There was no restraining her. She smoothed her mother's hair only to kiss it awry again. She fluffed a fragrant cloud of powder along her neck. Trilled at a drowsy canary in a wicker cage. Stretched herself in the conscious pose of a RÉcamier on the lacy mound of a chaise-longue, and finally followed her mother into the drawing-room, entirely at ease in the straight blue frock.
It was a room almost the width of the house, with a balcony at one end hung in a shah's silk prayer rug, and a stone fireplace, out of the Davanziti palace, opposite. Three sets of leaded doors opened out on to a flagged parapet that overlooked the Hudson and beyond the deep purple of perfect September.
They met in a little group at one of these doors, and Lilly noticed gratefully that Mrs. Enlow had thrown a net wrap over the formality of her evening gown and that Bruce had merely changed to flannels.
He smiled at her with that impersonal sort of kindness which could cause such a gush of blood to her heart, and spread himself in a playful salaam before Zoe.
"Princess."
She held out her hand to be kissed, which he did five times, finger by finger.
"These terraces," said Lilly, trying not to be heavy, "are like the setting for an Aegean romance."
He smiled back at her again through the new film across his eyes.
"Write it and I'll produce it."
"Close the doors, Dicky; it's growing chilly," said Mrs.
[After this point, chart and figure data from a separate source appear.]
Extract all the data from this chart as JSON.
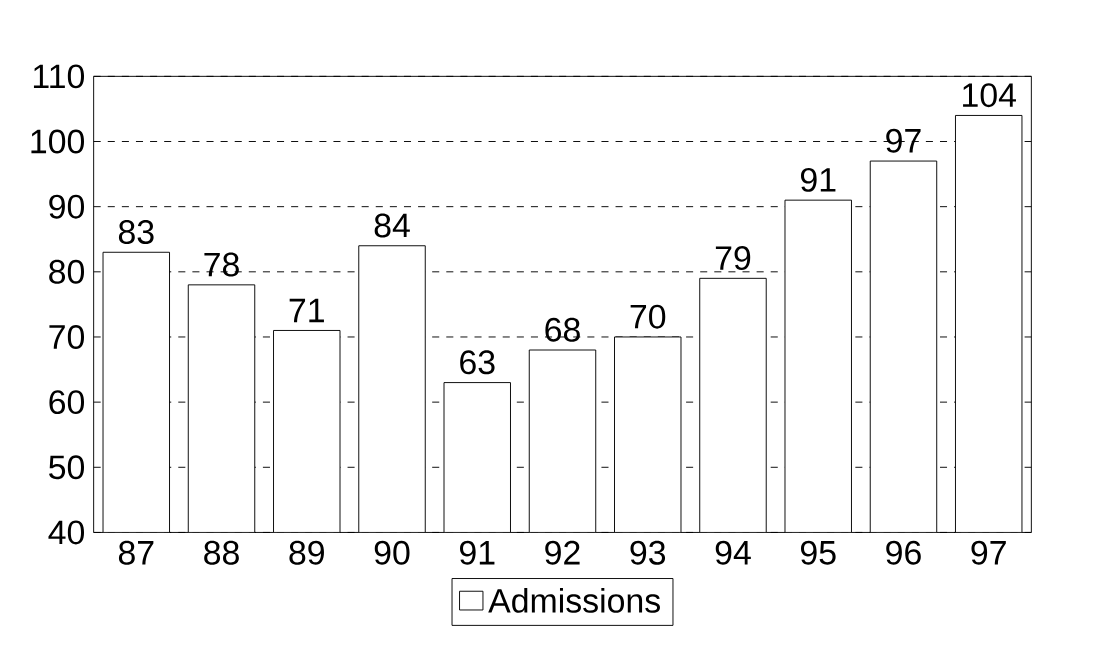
{
  "chart_data": {
    "type": "bar",
    "categories": [
      "87",
      "88",
      "89",
      "90",
      "91",
      "92",
      "93",
      "94",
      "95",
      "96",
      "97"
    ],
    "series": [
      {
        "name": "Admissions",
        "color": "#ffffff",
        "values": [
          83,
          78,
          71,
          84,
          63,
          68,
          70,
          79,
          91,
          97,
          104
        ]
      }
    ],
    "ylim": [
      40,
      110
    ],
    "yticks": [
      40,
      50,
      60,
      70,
      80,
      90,
      100,
      110
    ],
    "grid": "y",
    "legend": "bottom",
    "data_labels": true
  }
}
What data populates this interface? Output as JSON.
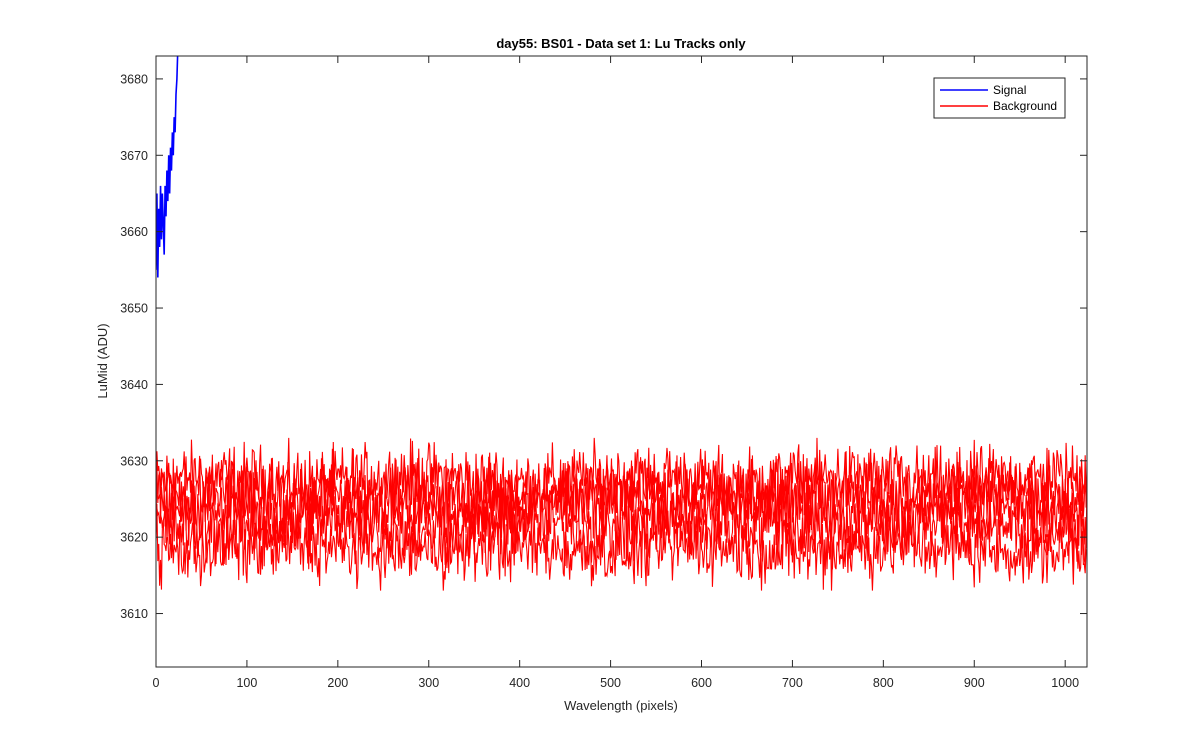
{
  "chart_data": {
    "type": "line",
    "title": "day55: BS01 - Data set 1: Lu Tracks only",
    "xlabel": "Wavelength (pixels)",
    "ylabel": "LuMid (ADU)",
    "xlim": [
      0,
      1024
    ],
    "ylim": [
      3603,
      3683
    ],
    "x_ticks": [
      0,
      100,
      200,
      300,
      400,
      500,
      600,
      700,
      800,
      900,
      1000
    ],
    "y_ticks": [
      3610,
      3620,
      3630,
      3640,
      3650,
      3660,
      3670,
      3680
    ],
    "grid": false,
    "legend_position": "top-right",
    "series": [
      {
        "name": "Signal",
        "color": "#0000ff",
        "x": [
          0,
          1,
          2,
          3,
          4,
          5,
          6,
          7,
          8,
          9,
          10,
          11,
          12,
          13,
          14,
          15,
          16,
          17,
          18,
          19,
          20,
          21,
          22,
          23,
          24
        ],
        "y": [
          3655,
          3665,
          3654,
          3663,
          3658,
          3666,
          3659,
          3665,
          3661,
          3657,
          3666,
          3662,
          3668,
          3664,
          3670,
          3665,
          3671,
          3668,
          3673,
          3670,
          3675,
          3673,
          3678,
          3680,
          3684
        ]
      },
      {
        "name": "Background",
        "color": "#ff0000",
        "traces": [
          {
            "center": 3627.5,
            "amplitude": 2.2
          },
          {
            "center": 3625.5,
            "amplitude": 2.4
          },
          {
            "center": 3624.0,
            "amplitude": 2.4
          },
          {
            "center": 3621.5,
            "amplitude": 2.4
          },
          {
            "center": 3618.5,
            "amplitude": 2.3
          }
        ],
        "x_range": [
          0,
          1024
        ],
        "y_min": 3613,
        "y_max": 3633
      }
    ]
  }
}
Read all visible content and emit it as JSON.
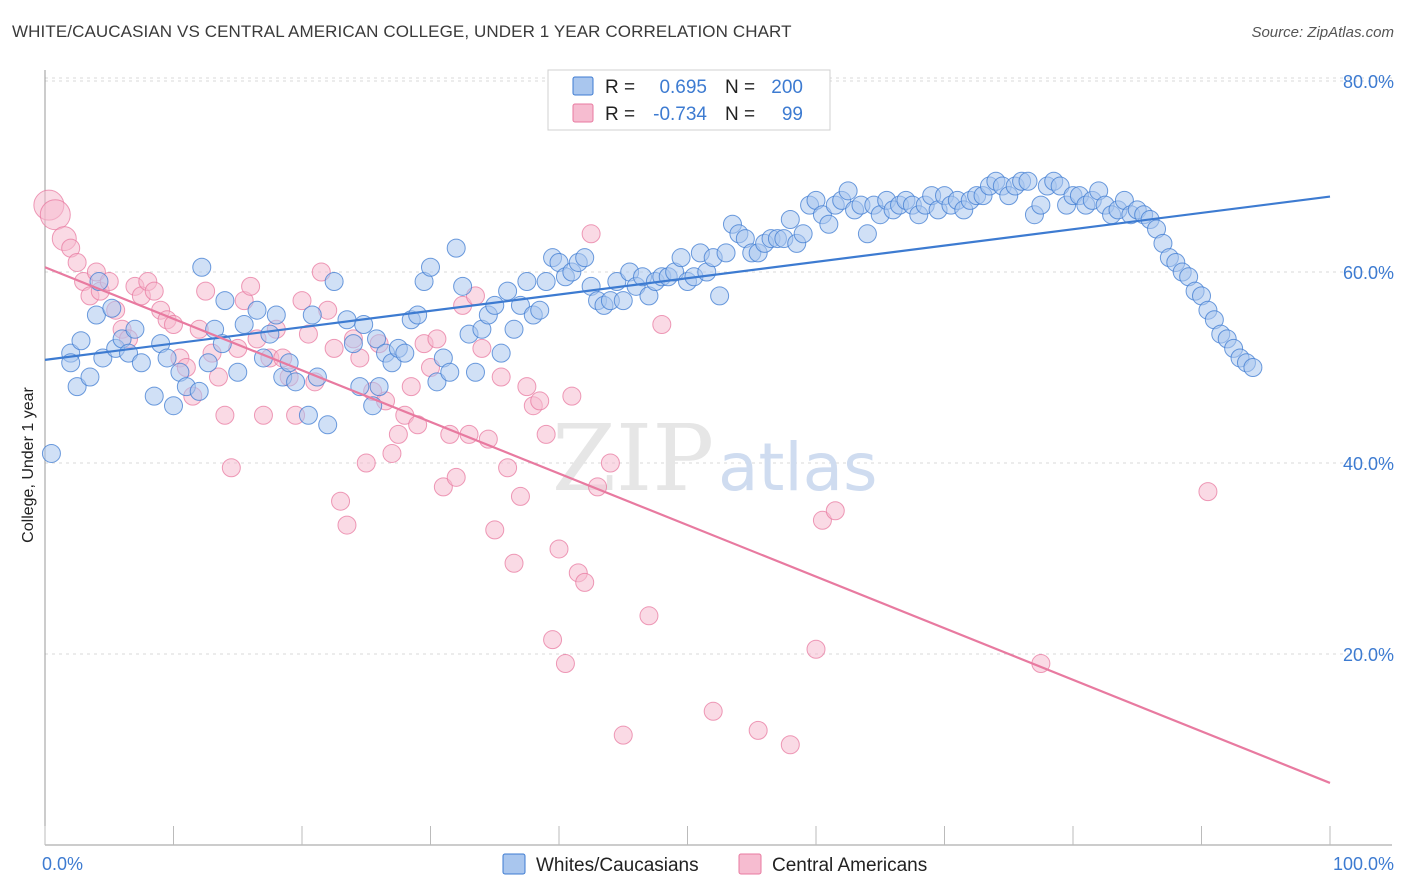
{
  "title": "WHITE/CAUCASIAN VS CENTRAL AMERICAN COLLEGE, UNDER 1 YEAR CORRELATION CHART",
  "source": "Source: ZipAtlas.com",
  "watermark": {
    "zip": "ZIP",
    "atlas": "atlas"
  },
  "colors": {
    "blue": "#3d7bd1",
    "blue_fill": "#a9c6ee",
    "pink": "#e87aa0",
    "pink_fill": "#f6bcd0",
    "grid": "#d8d8d8"
  },
  "legend": {
    "r_label": "R =",
    "n_label": "N =",
    "rows": [
      {
        "r": "0.695",
        "n": "200"
      },
      {
        "r": "-0.734",
        "n": "99"
      }
    ]
  },
  "bottom_legend": [
    "Whites/Caucasians",
    "Central Americans"
  ],
  "chart_data": {
    "type": "scatter",
    "title": "WHITE/CAUCASIAN VS CENTRAL AMERICAN COLLEGE, UNDER 1 YEAR CORRELATION CHART",
    "xlabel": "",
    "ylabel": "College, Under 1 year",
    "xlim": [
      0,
      100
    ],
    "ylim": [
      0,
      85
    ],
    "x_tick_labels": [
      "0.0%",
      "100.0%"
    ],
    "y_ticks": [
      20,
      40,
      60,
      80
    ],
    "y_tick_labels": [
      "20.0%",
      "40.0%",
      "60.0%",
      "80.0%"
    ],
    "grid": true,
    "legend_position": "top-center",
    "series": [
      {
        "name": "Whites/Caucasians",
        "color": "#3d7bd1",
        "trend": {
          "x": [
            0,
            100
          ],
          "y": [
            50.8,
            67.9
          ]
        },
        "points": [
          [
            0.5,
            41
          ],
          [
            2,
            51.5
          ],
          [
            2,
            50.5
          ],
          [
            2.5,
            48
          ],
          [
            2.8,
            52.8
          ],
          [
            3.5,
            49
          ],
          [
            4,
            55.5
          ],
          [
            4.2,
            59
          ],
          [
            4.5,
            51
          ],
          [
            5.2,
            56.2
          ],
          [
            5.5,
            52
          ],
          [
            6,
            53
          ],
          [
            6.5,
            51.5
          ],
          [
            7,
            54
          ],
          [
            7.5,
            50.5
          ],
          [
            8.5,
            47
          ],
          [
            9,
            52.5
          ],
          [
            9.5,
            51
          ],
          [
            10,
            46
          ],
          [
            10.5,
            49.5
          ],
          [
            11,
            48
          ],
          [
            12,
            47.5
          ],
          [
            12.2,
            60.5
          ],
          [
            12.7,
            50.5
          ],
          [
            13.2,
            54
          ],
          [
            13.8,
            52.5
          ],
          [
            14,
            57
          ],
          [
            15,
            49.5
          ],
          [
            15.5,
            54.5
          ],
          [
            16.5,
            56
          ],
          [
            17,
            51
          ],
          [
            17.5,
            53.5
          ],
          [
            18,
            55.5
          ],
          [
            18.5,
            49
          ],
          [
            19,
            50.5
          ],
          [
            19.5,
            48.5
          ],
          [
            20.5,
            45
          ],
          [
            20.8,
            55.5
          ],
          [
            21.2,
            49
          ],
          [
            22,
            44
          ],
          [
            22.5,
            59
          ],
          [
            23.5,
            55
          ],
          [
            24,
            52.5
          ],
          [
            24.5,
            48
          ],
          [
            24.8,
            54.5
          ],
          [
            25.5,
            46
          ],
          [
            25.8,
            53
          ],
          [
            26,
            48
          ],
          [
            26.5,
            51.5
          ],
          [
            27,
            50.5
          ],
          [
            27.5,
            52
          ],
          [
            28,
            51.5
          ],
          [
            28.5,
            55
          ],
          [
            29,
            55.5
          ],
          [
            29.5,
            59
          ],
          [
            30,
            60.5
          ],
          [
            30.5,
            48.5
          ],
          [
            31,
            51
          ],
          [
            31.5,
            49.5
          ],
          [
            32,
            62.5
          ],
          [
            32.5,
            58.5
          ],
          [
            33,
            53.5
          ],
          [
            33.5,
            49.5
          ],
          [
            34,
            54
          ],
          [
            34.5,
            55.5
          ],
          [
            35,
            56.5
          ],
          [
            35.5,
            51.5
          ],
          [
            36,
            58
          ],
          [
            36.5,
            54
          ],
          [
            37,
            56.5
          ],
          [
            37.5,
            59
          ],
          [
            38,
            55.5
          ],
          [
            38.5,
            56
          ],
          [
            39,
            59
          ],
          [
            39.5,
            61.5
          ],
          [
            40,
            61
          ],
          [
            40.5,
            59.5
          ],
          [
            41,
            60
          ],
          [
            41.5,
            61
          ],
          [
            42,
            61.5
          ],
          [
            42.5,
            58.5
          ],
          [
            43,
            57
          ],
          [
            43.5,
            56.5
          ],
          [
            44,
            57
          ],
          [
            44.5,
            59
          ],
          [
            45,
            57
          ],
          [
            45.5,
            60
          ],
          [
            46,
            58.5
          ],
          [
            46.5,
            59.5
          ],
          [
            47,
            57.5
          ],
          [
            47.5,
            59
          ],
          [
            48,
            59.5
          ],
          [
            48.5,
            59.5
          ],
          [
            49,
            60
          ],
          [
            49.5,
            61.5
          ],
          [
            50,
            59
          ],
          [
            50.5,
            59.5
          ],
          [
            51,
            62
          ],
          [
            51.5,
            60
          ],
          [
            52,
            61.5
          ],
          [
            52.5,
            57.5
          ],
          [
            53,
            62
          ],
          [
            53.5,
            65
          ],
          [
            54,
            64
          ],
          [
            54.5,
            63.5
          ],
          [
            55,
            62
          ],
          [
            55.5,
            62
          ],
          [
            56,
            63
          ],
          [
            56.5,
            63.5
          ],
          [
            57,
            63.5
          ],
          [
            57.5,
            63.5
          ],
          [
            58,
            65.5
          ],
          [
            58.5,
            63
          ],
          [
            59,
            64
          ],
          [
            59.5,
            67
          ],
          [
            60,
            67.5
          ],
          [
            60.5,
            66
          ],
          [
            61,
            65
          ],
          [
            61.5,
            67
          ],
          [
            62,
            67.5
          ],
          [
            62.5,
            68.5
          ],
          [
            63,
            66.5
          ],
          [
            63.5,
            67
          ],
          [
            64,
            64
          ],
          [
            64.5,
            67
          ],
          [
            65,
            66
          ],
          [
            65.5,
            67.5
          ],
          [
            66,
            66.5
          ],
          [
            66.5,
            67
          ],
          [
            67,
            67.5
          ],
          [
            67.5,
            67
          ],
          [
            68,
            66
          ],
          [
            68.5,
            67
          ],
          [
            69,
            68
          ],
          [
            69.5,
            66.5
          ],
          [
            70,
            68
          ],
          [
            70.5,
            67
          ],
          [
            71,
            67.5
          ],
          [
            71.5,
            66.5
          ],
          [
            72,
            67.5
          ],
          [
            72.5,
            68
          ],
          [
            73,
            68
          ],
          [
            73.5,
            69
          ],
          [
            74,
            69.5
          ],
          [
            74.5,
            69
          ],
          [
            75,
            68
          ],
          [
            75.5,
            69
          ],
          [
            76,
            69.5
          ],
          [
            76.5,
            69.5
          ],
          [
            77,
            66
          ],
          [
            77.5,
            67
          ],
          [
            78,
            69
          ],
          [
            78.5,
            69.5
          ],
          [
            79,
            69
          ],
          [
            79.5,
            67
          ],
          [
            80,
            68
          ],
          [
            80.5,
            68
          ],
          [
            81,
            67
          ],
          [
            81.5,
            67.5
          ],
          [
            82,
            68.5
          ],
          [
            82.5,
            67
          ],
          [
            83,
            66
          ],
          [
            83.5,
            66.5
          ],
          [
            84,
            67.5
          ],
          [
            84.5,
            66
          ],
          [
            85,
            66.5
          ],
          [
            85.5,
            66
          ],
          [
            86,
            65.5
          ],
          [
            86.5,
            64.5
          ],
          [
            87,
            63
          ],
          [
            87.5,
            61.5
          ],
          [
            88,
            61
          ],
          [
            88.5,
            60
          ],
          [
            89,
            59.5
          ],
          [
            89.5,
            58
          ],
          [
            90,
            57.5
          ],
          [
            90.5,
            56
          ],
          [
            91,
            55
          ],
          [
            91.5,
            53.5
          ],
          [
            92,
            53
          ],
          [
            92.5,
            52
          ],
          [
            93,
            51
          ],
          [
            93.5,
            50.5
          ],
          [
            94,
            50
          ]
        ]
      },
      {
        "name": "Central Americans",
        "color": "#e87aa0",
        "trend": {
          "x": [
            0,
            100
          ],
          "y": [
            60.5,
            6.5
          ]
        },
        "points": [
          [
            0.3,
            67
          ],
          [
            0.8,
            66
          ],
          [
            1.5,
            63.5
          ],
          [
            2,
            62.5
          ],
          [
            2.5,
            61
          ],
          [
            3,
            59
          ],
          [
            3.5,
            57.5
          ],
          [
            4,
            60
          ],
          [
            4.3,
            58
          ],
          [
            5,
            59
          ],
          [
            5.5,
            56
          ],
          [
            6,
            54
          ],
          [
            6.5,
            53
          ],
          [
            7,
            58.5
          ],
          [
            7.5,
            57.5
          ],
          [
            8,
            59
          ],
          [
            8.5,
            58
          ],
          [
            9,
            56
          ],
          [
            9.5,
            55
          ],
          [
            10,
            54.5
          ],
          [
            10.5,
            51
          ],
          [
            11,
            50
          ],
          [
            11.5,
            47
          ],
          [
            12,
            54
          ],
          [
            12.5,
            58
          ],
          [
            13,
            51.5
          ],
          [
            13.5,
            49
          ],
          [
            14,
            45
          ],
          [
            14.5,
            39.5
          ],
          [
            15,
            52
          ],
          [
            15.5,
            57
          ],
          [
            16,
            58.5
          ],
          [
            16.5,
            53
          ],
          [
            17,
            45
          ],
          [
            17.5,
            51
          ],
          [
            18,
            54
          ],
          [
            18.5,
            51
          ],
          [
            19,
            49
          ],
          [
            19.5,
            45
          ],
          [
            20,
            57
          ],
          [
            20.5,
            53.5
          ],
          [
            21,
            48.5
          ],
          [
            21.5,
            60
          ],
          [
            22,
            56
          ],
          [
            22.5,
            52
          ],
          [
            23,
            36
          ],
          [
            23.5,
            33.5
          ],
          [
            24,
            53
          ],
          [
            24.5,
            51
          ],
          [
            25,
            40
          ],
          [
            25.5,
            47.5
          ],
          [
            26,
            52.5
          ],
          [
            26.5,
            46.5
          ],
          [
            27,
            41
          ],
          [
            27.5,
            43
          ],
          [
            28,
            45
          ],
          [
            28.5,
            48
          ],
          [
            29,
            44
          ],
          [
            29.5,
            52.5
          ],
          [
            30,
            50
          ],
          [
            30.5,
            53
          ],
          [
            31,
            37.5
          ],
          [
            31.5,
            43
          ],
          [
            32,
            38.5
          ],
          [
            32.5,
            56.5
          ],
          [
            33,
            43
          ],
          [
            33.5,
            57.5
          ],
          [
            34,
            52
          ],
          [
            34.5,
            42.5
          ],
          [
            35,
            33
          ],
          [
            35.5,
            49
          ],
          [
            36,
            39.5
          ],
          [
            36.5,
            29.5
          ],
          [
            37,
            36.5
          ],
          [
            37.5,
            48
          ],
          [
            38,
            46
          ],
          [
            38.5,
            46.5
          ],
          [
            39,
            43
          ],
          [
            39.5,
            21.5
          ],
          [
            40,
            31
          ],
          [
            40.5,
            19
          ],
          [
            41,
            47
          ],
          [
            41.5,
            28.5
          ],
          [
            42,
            27.5
          ],
          [
            42.5,
            64
          ],
          [
            43,
            37.5
          ],
          [
            44,
            40
          ],
          [
            45,
            11.5
          ],
          [
            47,
            24
          ],
          [
            48,
            54.5
          ],
          [
            52,
            14
          ],
          [
            55.5,
            12
          ],
          [
            58,
            10.5
          ],
          [
            60,
            20.5
          ],
          [
            60.5,
            34
          ],
          [
            61.5,
            35
          ],
          [
            90.5,
            37
          ],
          [
            77.5,
            19
          ]
        ]
      }
    ]
  }
}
Enlow.
"Yes," said Lilly, shivering a bit, "chilly."
"And I'm burning, Dicky, Tickey Tavey," cried Zoe, applying the name audaciously. "How can anyone be chilly on such a night as this?"
"Come, Princess, and I'll show you some stars."
"Don't wander too far before dinner, children. Mrs. Penny and I will sit indoors. Only youth can risk swollen joints."
"Yes," said Lilly, feeling herself rather terrifiedly past the fiercer rush of life, "only youth."
They sat on a great overstuffed divan that faced the parapet, lighted softly at each end by the first lamps of evening.
"Why, you poor child, you're shivering of chill! It's the damp. Let me get you a wrap."
In the thickening silence Lilly sat alone looking out through the glass doors. Bruce and Zoe were silhouetted out there against a fathomless evening sky that was brilliantly pointed with a few big stars. But they were not gazing out. Her face was up to his like a flower about to be plucked, and, looking down into it, his whole body seemed to sway to its sweetness.
Suddenly the ache in Lilly's heart was laid. With all of her old capacity for the incongruous, but without any of her usual pump of terror, she thought suddenly of her father, two nights hence, sitting down to the creamed salmon and fried potatoes on Page Avenue, hanging his napkin with the patent fasteners about his neck. Edna Shriner must teach her that French-knot stitch for Zoe's gowns—in case—heigh-ho!—in case—
With her gaze on those two etched and eloquent profiles, a piercing sense of achievement seemed to flow with a warm rush of blood, curing her of chill.
Her heart beat high with what even might have been fulfillment.